EDA revealed that 55.8% of registrants did not attend, with the problem concentrated entirely among pre-registered Visitors — virtual registrants had a 92.5% no-show rate. Visualisation confirmed that late registrations in the final week drove the largest gaps. Hypothesis testing found both mode of attendance (χ² p < 0.001) and registration lead time (Mann-Whitney p < 0.001) to be statistically significant predictors. Correlation analysis confirmed mode_physical as the strongest predictor (r = 0.342), followed by registration lead time (r = −0.319).

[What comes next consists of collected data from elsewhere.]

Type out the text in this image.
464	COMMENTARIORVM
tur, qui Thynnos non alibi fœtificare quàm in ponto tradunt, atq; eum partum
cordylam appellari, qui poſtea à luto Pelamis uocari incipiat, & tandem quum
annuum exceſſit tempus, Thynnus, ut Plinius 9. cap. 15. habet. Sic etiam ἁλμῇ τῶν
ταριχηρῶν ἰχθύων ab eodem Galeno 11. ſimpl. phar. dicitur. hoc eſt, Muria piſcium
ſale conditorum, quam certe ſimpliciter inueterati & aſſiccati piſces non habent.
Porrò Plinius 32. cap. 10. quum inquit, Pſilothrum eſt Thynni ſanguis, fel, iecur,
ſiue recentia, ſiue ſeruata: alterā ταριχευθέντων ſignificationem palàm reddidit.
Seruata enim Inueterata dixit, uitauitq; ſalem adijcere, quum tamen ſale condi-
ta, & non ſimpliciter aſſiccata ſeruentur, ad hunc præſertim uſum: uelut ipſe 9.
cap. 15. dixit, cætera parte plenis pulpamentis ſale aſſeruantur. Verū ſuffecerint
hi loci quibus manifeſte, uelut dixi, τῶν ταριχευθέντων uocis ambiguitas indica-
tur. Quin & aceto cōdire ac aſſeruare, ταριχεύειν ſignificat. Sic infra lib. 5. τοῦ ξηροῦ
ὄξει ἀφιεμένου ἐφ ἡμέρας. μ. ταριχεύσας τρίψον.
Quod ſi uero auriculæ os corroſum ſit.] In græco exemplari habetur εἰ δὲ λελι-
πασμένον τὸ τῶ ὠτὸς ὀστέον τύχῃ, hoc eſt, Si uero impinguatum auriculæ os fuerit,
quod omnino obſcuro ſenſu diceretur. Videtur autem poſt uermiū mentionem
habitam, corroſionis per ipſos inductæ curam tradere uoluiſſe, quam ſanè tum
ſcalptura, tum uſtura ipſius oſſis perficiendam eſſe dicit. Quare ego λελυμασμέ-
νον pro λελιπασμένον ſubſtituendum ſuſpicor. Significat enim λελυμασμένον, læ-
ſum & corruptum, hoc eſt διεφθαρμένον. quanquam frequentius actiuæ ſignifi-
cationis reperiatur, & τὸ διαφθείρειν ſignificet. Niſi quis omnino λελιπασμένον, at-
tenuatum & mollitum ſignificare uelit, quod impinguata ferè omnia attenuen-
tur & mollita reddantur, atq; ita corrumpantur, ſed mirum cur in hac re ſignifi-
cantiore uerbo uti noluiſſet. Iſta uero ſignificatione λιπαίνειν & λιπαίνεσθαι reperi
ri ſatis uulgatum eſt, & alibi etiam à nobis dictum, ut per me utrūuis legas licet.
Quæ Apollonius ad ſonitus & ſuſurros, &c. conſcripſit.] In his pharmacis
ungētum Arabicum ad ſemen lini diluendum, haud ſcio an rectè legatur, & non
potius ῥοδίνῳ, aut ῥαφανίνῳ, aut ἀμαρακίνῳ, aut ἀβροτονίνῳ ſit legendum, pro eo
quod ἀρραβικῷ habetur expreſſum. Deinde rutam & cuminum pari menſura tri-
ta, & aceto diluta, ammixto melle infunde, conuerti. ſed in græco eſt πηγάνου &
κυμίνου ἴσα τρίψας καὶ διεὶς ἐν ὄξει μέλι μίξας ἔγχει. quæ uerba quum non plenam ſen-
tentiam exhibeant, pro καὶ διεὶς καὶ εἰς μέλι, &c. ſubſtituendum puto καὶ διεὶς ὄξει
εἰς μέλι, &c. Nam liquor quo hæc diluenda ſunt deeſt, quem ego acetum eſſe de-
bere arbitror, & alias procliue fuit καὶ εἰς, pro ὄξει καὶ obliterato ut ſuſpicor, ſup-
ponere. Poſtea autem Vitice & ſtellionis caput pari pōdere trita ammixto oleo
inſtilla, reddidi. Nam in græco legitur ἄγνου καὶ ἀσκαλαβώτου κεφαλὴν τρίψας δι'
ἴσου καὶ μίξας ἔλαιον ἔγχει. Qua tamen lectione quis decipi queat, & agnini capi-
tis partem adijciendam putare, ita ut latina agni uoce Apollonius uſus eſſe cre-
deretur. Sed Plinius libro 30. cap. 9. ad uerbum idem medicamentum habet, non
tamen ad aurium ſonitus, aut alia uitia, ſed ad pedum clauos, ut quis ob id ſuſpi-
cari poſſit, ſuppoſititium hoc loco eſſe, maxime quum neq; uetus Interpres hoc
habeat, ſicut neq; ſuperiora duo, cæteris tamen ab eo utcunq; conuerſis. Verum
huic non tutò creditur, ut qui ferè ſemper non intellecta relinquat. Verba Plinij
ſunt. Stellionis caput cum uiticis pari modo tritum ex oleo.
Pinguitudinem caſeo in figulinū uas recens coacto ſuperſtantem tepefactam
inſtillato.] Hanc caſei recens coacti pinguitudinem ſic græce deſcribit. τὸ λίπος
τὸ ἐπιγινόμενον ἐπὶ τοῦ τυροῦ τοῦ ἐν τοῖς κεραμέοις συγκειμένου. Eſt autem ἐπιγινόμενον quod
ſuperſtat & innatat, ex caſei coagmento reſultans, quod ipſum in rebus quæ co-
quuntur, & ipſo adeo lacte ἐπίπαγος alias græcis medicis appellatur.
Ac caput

The logistic regression model (AUC = 0.779) quantified the combined effect.
Recommendation: Implement a tiered automated reminder system — nudges at 7 days, 3 days, and 1 day before the event — prioritising virtual registrants and those who registered in the final week.
10. Limitations & Further Work
- No demographic data (age, sector seniority) to test deeper segmentation
- Organisation sector not classified — limits correlation analysis
- Single-event data — findings may not generalise to other summits
- Further work: A/B test reminder message formats; collect post-event survey data on reasons for non-attendance
References
Adi, B. (2026). AI-powered business analytics: A practical textbook for data-driven decision making. Lagos Business School / markanalytics.online. https://markanalytics.online
R Core Team. (2024). R: A language and environment for statistical computing. R Foundation for Statistical Computing. https://www.R-project.org/
Wickham, H., et al. (2019). Welcome to the tidyverse. Journal of Open Source Software, 4(43), 1686. https://doi.org/10.21105/joss.01686
Wickham, H., & Bryan, J. (2025). readxl: Read Excel files (R package version 1.4.5). https://CRAN.R-project.org/package=readxl
Kassambara, A. (2023). rstatix: Pipe-friendly framework for basic statistical tests (R package version 0.7.2). https://CRAN.R-project.org/package=rstatix
Robin, X., et al. (2011). pROC: An open-source package for R and S+ to analyze and compare ROC curves. BMC Bioinformatics, 12, 77. https://doi.org/10.1186/1471-2105-12-77
Galili, T., et al. (2018). heatmaply: An R package for creating interactive cluster heatmaps. Bioinformatics, 34(9), 1600–1602. https://doi.org/10.1093/bioinformatics/btx657
Appendix: AI Usage Statement
Claude (Anthropic) was used to assist with code generation and debugging during this analysis. All analytical decisions — technique selection, business interpretation, and recommendations — were made independently. The professional disclosure and data provenance sections were written entirely without AI assistance.